Citation:
P. O’Neal, “Development and Verification of a Nuclear Forensics Methodology for the Attribution of Plutonium Using Data Science Methods”, Ph.D. Dissertation, Nuclear Engineering, Texas A&M University, College Station, TX (2024).
Abstract:
An advantage the global community has in preventing nuclear terrorism is the difficulty for a nonstate actor to procure special nuclear material (SNM). The regulation of SNM is essential in stymying adversaries. A nuclear forensics methodology, able to determine the provenance of SNM, like plutonium (Pu), will aid the international community in deterring nuclear smuggling. If Pu is recovered outside of regulatory control, an attribution capability would help inform conventional investigators. In both cases of theft and state hand-off of Pu, a guarantee that an offending party would be discovered and punished could force preemptive abandonment of any planned misdeeds. The goal of this research was to develop and verify a nuclear forensics methodology for attributing unknown separated Pu samples using machine learning techniques.
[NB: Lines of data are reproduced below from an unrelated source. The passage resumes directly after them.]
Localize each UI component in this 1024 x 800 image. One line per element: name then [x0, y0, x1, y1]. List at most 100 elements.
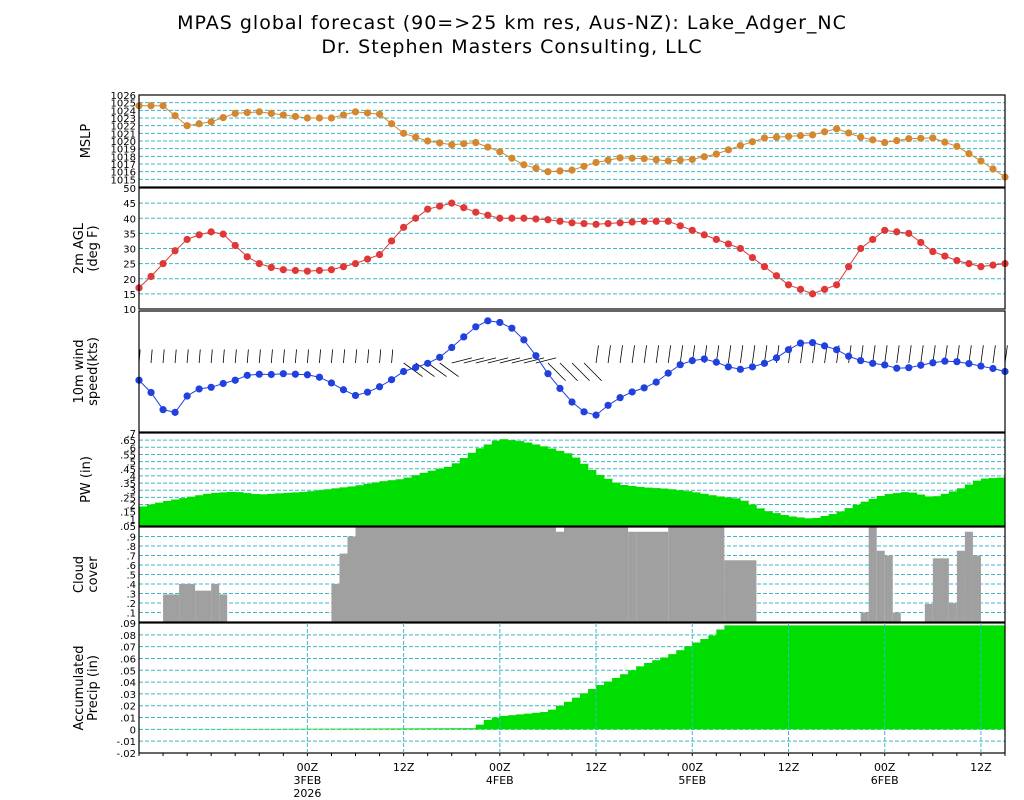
y-tick-label: .8 [126, 542, 136, 553]
data-point [712, 235, 720, 244]
data-point [808, 131, 817, 139]
y-tick-label: .6 [126, 443, 136, 454]
data-point [784, 281, 793, 289]
data-point [917, 238, 925, 247]
data-point [977, 362, 985, 370]
bar-mark [668, 527, 725, 622]
bar-mark [764, 511, 773, 526]
data-point [556, 217, 564, 225]
data-point [592, 220, 600, 228]
data-point [664, 157, 672, 165]
wind-barb [174, 349, 177, 364]
data-point [965, 260, 973, 268]
wind-barb [812, 345, 816, 364]
data-point [291, 370, 299, 378]
data-point [159, 102, 167, 110]
data-point [508, 154, 516, 162]
data-point [484, 317, 492, 325]
bar-mark [988, 625, 998, 730]
data-point [953, 142, 961, 150]
bar-mark [539, 446, 549, 526]
bar-mark [756, 625, 765, 730]
bar-mark [555, 531, 564, 622]
panel-t2m: 10 15 20 25 30 35 40 45 50 2m AGL (deg F) [72, 184, 1009, 316]
data-point [520, 161, 528, 169]
data-point [941, 252, 949, 260]
bar-mark [427, 728, 436, 730]
bar-mark [860, 625, 869, 730]
x-tick-label: 12Z [970, 761, 992, 774]
bar-mark [932, 625, 942, 730]
data-point [772, 133, 781, 141]
bar-mark [868, 527, 877, 622]
data-point [929, 247, 937, 256]
wind-barb [896, 345, 900, 364]
bar-mark [555, 705, 565, 730]
bar-mark [179, 584, 196, 622]
data-point [460, 333, 468, 341]
data-point [833, 346, 841, 354]
data-point [484, 143, 492, 151]
data-point [291, 266, 299, 275]
bar-mark [804, 625, 813, 730]
bar-mark [451, 728, 461, 730]
data-point [917, 134, 925, 142]
bar-mark [443, 466, 453, 526]
data-point [532, 352, 540, 360]
bar-mark [243, 493, 252, 526]
y-tick-label: 40 [123, 214, 136, 225]
data-point [905, 135, 913, 143]
y-tick-label: .15 [120, 508, 136, 519]
data-point [784, 132, 793, 140]
bar-mark [195, 495, 204, 526]
bar-mark [628, 670, 637, 730]
y-tick-label: 1025 [111, 99, 136, 110]
bar-mark [956, 625, 966, 730]
bar-mark [660, 657, 669, 730]
bar-mark [908, 625, 918, 730]
y-tick-label: .4 [126, 472, 136, 483]
y-tick-label: .07 [120, 643, 136, 654]
data-point [700, 153, 708, 161]
data-point [424, 137, 432, 145]
data-point [195, 231, 203, 239]
x-tick-label: 12Z [585, 761, 607, 774]
y-tick-label: .5 [126, 458, 136, 469]
panel-mslp: 1015101610171018101910201021102210231024… [79, 91, 1009, 188]
bar-mark [844, 625, 853, 730]
data-point [917, 361, 925, 369]
data-point [712, 358, 720, 366]
bar-mark [395, 479, 404, 526]
bar-mark [499, 439, 509, 526]
wind-barb [246, 349, 249, 364]
bar-mark [491, 440, 501, 526]
data-point [351, 260, 360, 268]
data-point [652, 156, 660, 164]
bar-mark [964, 625, 974, 730]
data-point [905, 364, 913, 372]
data-point [941, 138, 949, 146]
bar-mark [948, 625, 958, 730]
data-point [833, 281, 841, 289]
data-point [628, 388, 636, 396]
panel-frame [138, 526, 1006, 623]
data-point [616, 394, 624, 402]
data-point [363, 388, 372, 396]
bar-mark [163, 500, 172, 526]
bar-mark [612, 482, 621, 526]
data-point [327, 114, 336, 122]
data-point [953, 358, 961, 366]
data-point [580, 408, 588, 416]
data-point [736, 142, 744, 150]
data-point [604, 401, 612, 409]
data-point [820, 285, 829, 293]
data-point [568, 219, 576, 227]
data-point [267, 263, 275, 272]
data-point [808, 290, 817, 298]
data-point [604, 156, 612, 164]
y-axis-label: 10m wind [72, 339, 87, 403]
bar-mark [459, 728, 469, 730]
bar-mark [860, 501, 869, 526]
wind-barb [619, 345, 623, 364]
data-point [207, 383, 215, 391]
The methodology needed to be capable of identifying the following three attributes: the reactor-type that produced the Pu sample, the burnup of the irradiated uranium fuel that produced the Pu sample, and the time since irradiation (TSI). The methodology also needed to be robust enough to attribute samples that contain a mixture of Pu from multiple different reactor sources. A set of isotope ratios was used as the forensics signature and the training of the machine learning models utilized data from a library of Monte Carlo reactor neutronic and fuel burnup simulations. Lastly, the methodology needed to be validated by demonstrating that it could successfully attribute physical Pu samples.rnResearch proceeded in three main parts. First, machine learning models suitable for this application were identified, and were then trained and tested for attributing single reactor type Pu samples to assess feasibility. Second, the methodology was validated with a Pu sample separated from low enriched uranium dioxide (LEUO2) irradiated in a thermal neutron flux spectrum. Third, the machine learning methodology was adapted to attribute samples that were sourced from multiple reactor types. Additionally, a method for estimating the machine learning models’ prediction uncertainty that considered the Pu sample’s measurement uncertainty was investigated. Ultimately, all main objectives were successfully achieved. This is the first example in open literature of a methodology for attributing mixed reactor type Pu samples.